Malcolm Young suffering from the dementia that would lead to his death, his nephew Stevie Young replaced him in 2014’s “Rock or Bust”, and did it again on “Power Up”, although at 63 he don’t be the little one.

“We’ve known Stevie forever. He’s been around us for decades, ”bassist Cliff Williams said via Zoom from his home in North Carolina. “So there was no way to fit it into anything.

After a difficult tour in 2016 that Johnson was unable to complete due to increasingly severe hearing loss, it emerged that the classic version of the band may never perform together again.

He’s since been fitted with cutting-edge hearing technology and couldn’t wait to get back on stage, especially after feeling how well it worked to rehearse with the band at full blast.

“It was really a lot of fun being with the boys, and I felt equipped to go out and do something,” Johnson said. “My ammunition belt was full. I was ready to go. ”
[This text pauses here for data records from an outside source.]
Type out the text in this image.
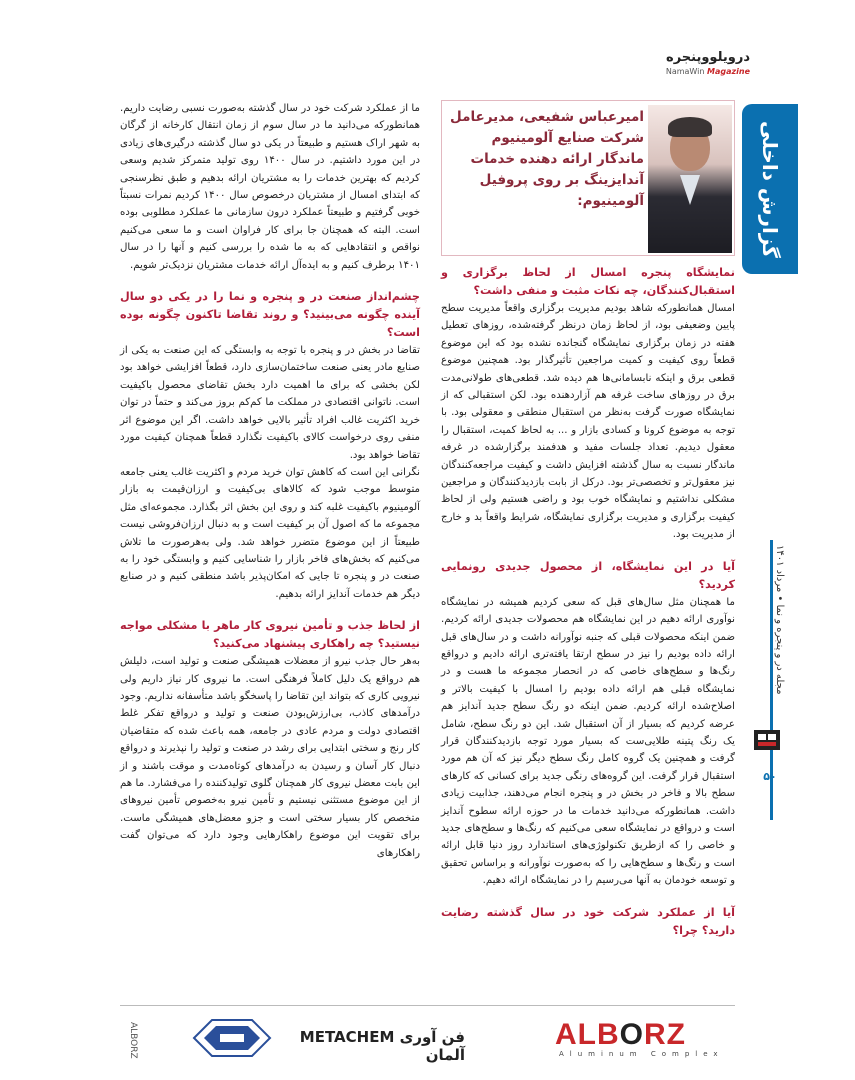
درویلووپنجره
NamaWin Magazine
گزارش داخلی
مجله در و پنجره و نما • مرداد ۱۴۰۱
۵۰
امیرعباس شفیعی، مدیرعامل شرکت صنایع آلومینیوم ماندگار ارائه دهنده خدمات آندایزینگ بر روی پروفیل آلومینیوم:

نمایشگاه پنجره امسال از لحاظ برگزاری و استقبال‌کنندگان، چه نکات مثبت و منفی داشت؟

امسال همانطورکه شاهد بودیم مدیریت برگزاری واقعاً مدیریت سطح پایین وضعیفی بود، از لحاظ زمان درنظر گرفته‌شده، روزهای تعطیل هفته در زمان برگزاری نمایشگاه گنجانده نشده بود که این موضوع قطعاً روی کیفیت و کمیت مراجعین تأثیرگذار بود. همچنین موضوع قطعی برق و اینکه نابسامانی‌ها هم دیده شد. قطعی‌های طولانی‌مدت برق در روزهای ساخت غرفه هم آزاردهنده بود. لکن استقبالی که از نمایشگاه صورت گرفت به‌نظر من استقبال منطقی و معقولی بود. با توجه به موضوع کرونا و کسادی بازار و ... به لحاظ کمیت، استقبال را معقول دیدیم. تعداد جلسات مفید و هدفمند برگزارشده در غرفه ماندگار نسبت به سال گذشته افزایش داشت و کیفیت مراجعه‌کنندگان نیز معقول‌تر و تخصصی‌تر بود. درکل از بابت بازدیدکنندگان و مراجعین مشکلی نداشتیم و نمایشگاه خوب بود و راضی هستیم ولی از لحاظ کیفیت برگزاری و مدیریت برگزاری نمایشگاه، شرایط واقعاً بد و خارج از مدیریت بود.

آیا در این نمایشگاه، از محصول جدیدی رونمایی کردید؟

ما همچنان مثل سال‌های قبل که سعی کردیم همیشه در نمایشگاه نوآوری ارائه دهیم در این نمایشگاه هم محصولات جدیدی ارائه کردیم. ضمن اینکه محصولات قبلی که جنبه نوآورانه داشت و در سال‌های قبل ارائه داده بودیم را نیز در سطح ارتقا یافته‌تری ارائه دادیم و درواقع رنگ‌ها و سطح‌های خاصی که در انحصار مجموعه ما هست و در نمایشگاه قبلی هم ارائه داده بودیم را امسال با کیفیت بالاتر و اصلاح‌شده ارائه کردیم. ضمن اینکه دو رنگ سطح جدید آندایز هم عرضه کردیم که بسیار از آن استقبال شد. این دو رنگ سطح، شامل یک رنگ پتینه طلایی‌ست که بسیار مورد توجه بازدیدکنندگان قرار گرفت و همچنین یک گروه کامل رنگ سطح دیگر نیز که آن هم مورد استقبال قرار گرفت. این گروه‌های رنگی جدید برای کسانی که کارهای سطح بالا و فاخر در بخش در و پنجره انجام می‌دهند، جذابیت زیادی داشت. همانطورکه می‌دانید خدمات ما در حوزه ارائه سطوح آندایز است و درواقع در نمایشگاه سعی می‌کنیم که رنگ‌ها و سطح‌های جدید و خاصی را که ازطریق تکنولوژی‌های استاندارد روز دنیا قابل ارائه است و رنگ‌ها و سطح‌هایی را که به‌صورت نوآورانه و براساس تحقیق و توسعه خودمان به آنها می‌رسیم را در نمایشگاه ارائه دهیم.

آیا از عملکرد شرکت خود در سال گذشته رضایت دارید؟ چرا؟

ما از عملکرد شرکت خود در سال گذشته به‌صورت نسبی رضایت داریم. همانطورکه می‌دانید ما در سال سوم از زمان انتقال کارخانه از گرگان به شهر اراک هستیم و طبیعتاً در یکی دو سال گذشته درگیری‌های زیادی در این مورد داشتیم. در سال ۱۴۰۰ روی تولید متمرکز شدیم وسعی کردیم که بهترین خدمات را به مشتریان ارائه بدهیم و طبق نظرسنجی که ابتدای امسال از مشتریان درخصوص سال ۱۴۰۰ کردیم نمرات نسبتاً خوبی گرفتیم و طبیعتاً عملکرد درون سازمانی ما عملکرد مطلوبی بوده است. البته که همچنان جا برای کار فراوان است و ما سعی می‌کنیم نواقص و انتقادهایی که به ما شده را بررسی کنیم و آنها را در سال ۱۴۰۱ برطرف کنیم و به ایده‌آل ارائه خدمات مشتریان نزدیک‌تر شویم.

چشم‌انداز صنعت در و پنجره و نما را در یکی دو سال آینده چگونه می‌بینید؟ و روند تقاضا تاکنون چگونه بوده است؟

تقاضا در بخش در و پنجره با توجه به وابستگی که این صنعت به یکی از صنایع مادر یعنی صنعت ساختمان‌سازی دارد، قطعاً افزایشی خواهد بود لکن بخشی که برای ما اهمیت دارد بخش تقاضای محصول باکیفیت است. ناتوانی اقتصادی در مملکت ما کم‌کم بروز می‌کند و حتماً در توان خرید اکثریت غالب افراد تأثیر بالایی خواهد داشت. اگر این موضوع اثر منفی روی درخواست کالای باکیفیت نگذارد قطعاً همچنان کیفیت مورد تقاضا خواهد بود.

نگرانی این است که کاهش توان خرید مردم و اکثریت غالب یعنی جامعه متوسط موجب شود که کالاهای بی‌کیفیت و ارزان‌قیمت به بازار آلومینیوم باکیفیت غلبه کند و روی این بخش اثر بگذارد. مجموعه‌ای مثل مجموعه ما که اصول آن بر کیفیت است و به دنبال ارزان‌فروشی نیست طبیعتاً از این موضوع متضرر خواهد شد. ولی به‌هرصورت ما تلاش می‌کنیم که بخش‌های فاخر بازار را شناسایی کنیم و وابستگی خود را به صنعت در و پنجره تا جایی که امکان‌پذیر باشد منطقی کنیم و در صنایع دیگر هم خدمات آندایز ارائه بدهیم.

از لحاظ جذب و تأمین نیروی کار ماهر با مشکلی مواجه نیستید؟ چه راهکاری پیشنهاد می‌کنید؟

به‌هر حال جذب نیرو از معضلات همیشگی صنعت و تولید است، دلیلش هم درواقع یک دلیل کاملاً فرهنگی است. ما نیروی کار نیاز داریم ولی نیرویی کاری که بتواند این تقاضا را پاسخگو باشد متأسفانه نداریم. وجود درآمدهای کاذب، بی‌ارزش‌بودن صنعت و تولید و درواقع تفکر غلط اقتصادی دولت و مردم عادی در جامعه، همه باعث شده که متقاضیان کار رنج و سختی ابتدایی برای رشد در صنعت و تولید را نپذیرند و درواقع دنبال کار آسان و رسیدن به درآمدهای کوتاه‌مدت و موقت باشند و از این بابت معضل نیروی کار همچنان گلوی تولیدکننده را می‌فشارد. ما هم از این موضوع مستثنی نیستیم و تأمین نیرو به‌خصوص تأمین نیروهای متخصص کار بسیار سختی است و جزو معضل‌های همیشگی ماست. برای تقویت این موضوع راهکارهایی وجود دارد که می‌توان گفت راهکارهای

ALBORZ
Aluminum Complex
فن آوری METACHEM آلمان
ALBORZ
The album had been recorded in 2018 and early 2019, and jam sessions came in preparation for the planned release date in early 2020.

“We rehearsed a bit, because we were hoping maybe we could do a few shows,” Young said. “We had done it a few weeks, then a few days later the world started to shut down.

When the coronavirus reached pandemic levels, the album hit shelves and the group went dark, stuck on different continents as they isolated themselves with their families and friends.

After nearly a year, the band and Columbia Records chose to release it in November.

“We do a lot of promotional stuff to let people know, to get the message across that AC / DC has a new album,” Young said. “I hope to cheer you up.”